Millán is more than just a happy camper on the Maine roster. She is the Black Bears’ leader, a player her teammates will count on Saturday night, when Maine (23-9) plays No. 8 Texas (26-6) in Austin, in the first round of the NCAA Tournament.

“Blanca really emerged this year,” Maine Coach Amy Vachon said. “She’s been the catalyst for us, offensively and defensively.”

Offensively, the biggest hit Maine took after last year was not a transfer, but the graduation of MVP guard and leading scorer Sigi Koizar.

“She made everything easy for us,” Millán said. “Last year was my first. I didn’t know what I was supposed to do.

“Basically, it was playing defense and then, from the defense, try my best on offense. Then again, we had Sigi.”

Any offense Millán provided was a bonus. She was tall – 5-foot-11 last year and sprouted to 6-1 this season – and quick, with an instinct for the ball. She led the team with 61 steals last year, contributing 8.6 points, 2.9 rebounds and an average of 27 minutes per game.

This year, Millán leads Maine with 17.8 points a game, and 97 steals. She’s also grabbing 5.2 rebounds and playing 35 minutes a game.

Millán cannot account for her growth spurt – “I really don’t know. I didn’t notice until I came back (to school).” – But her scoring came from a conscious effort.

“I knew because we lost Sigi, I was going to step up,” she said. “Sigi was scoring almost 20 points a game. I knew I had to take my team with me. I started working early in the year.”

She took 255 shots last year (making 43.5 percent of them, including 44 3-pointers). This year, Millán is 227 of 505 (44.9 percent) with 69 3-pointers. Among her improvements is the ability to release her shot as soon as she has the ball.

“Every time I touch the ball in practice, Coach (Vachon) is saying, ‘Shoot,’” Millán said.

Vachon points out that “anyone can step up” and score in any game. But the one constant has been Millán, scoring in double figures in 31 straight games.

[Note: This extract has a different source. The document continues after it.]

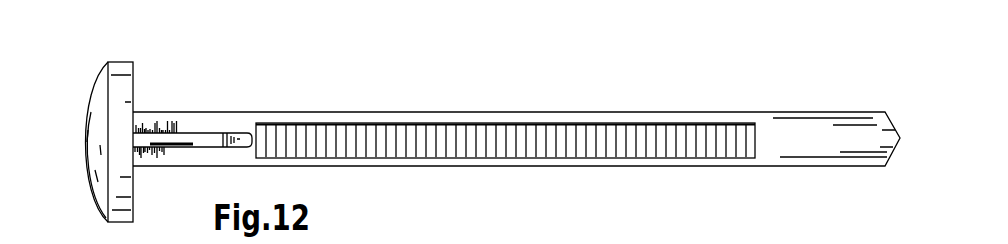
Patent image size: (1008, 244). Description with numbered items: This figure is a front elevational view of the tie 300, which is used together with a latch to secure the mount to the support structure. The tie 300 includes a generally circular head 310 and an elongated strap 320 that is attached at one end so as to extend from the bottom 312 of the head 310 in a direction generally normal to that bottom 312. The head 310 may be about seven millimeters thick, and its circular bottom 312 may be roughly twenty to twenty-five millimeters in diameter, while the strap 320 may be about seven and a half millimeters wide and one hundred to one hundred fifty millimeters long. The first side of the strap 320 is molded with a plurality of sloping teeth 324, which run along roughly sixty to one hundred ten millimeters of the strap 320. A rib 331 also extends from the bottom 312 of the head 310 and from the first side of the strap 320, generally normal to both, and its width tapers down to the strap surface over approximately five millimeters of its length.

In the America East championship game last Friday, Hartford focused on Millán, holding her to 1-of-5 shooting and four points in the first half. In the second half, Maine worked on getting Millán open, and she focused on scoring.

“I was thinking ‘shoot the ball,’” she said.

She did, especially with some quick turnaround jumpers. She hit 7 of 11 shots (two 3-pointers) in the second half, and finished with a game-high 22 points, in Maine’s 74-65 victory.

It put Maine in the NCAAs, which Millán knows will get the attention of her homeland.

“They don’t follow college basketball much,” said Millán, who is from Santiago de Compostela in northwest Spain. “But they do follow March Madness. It’s a big deal.”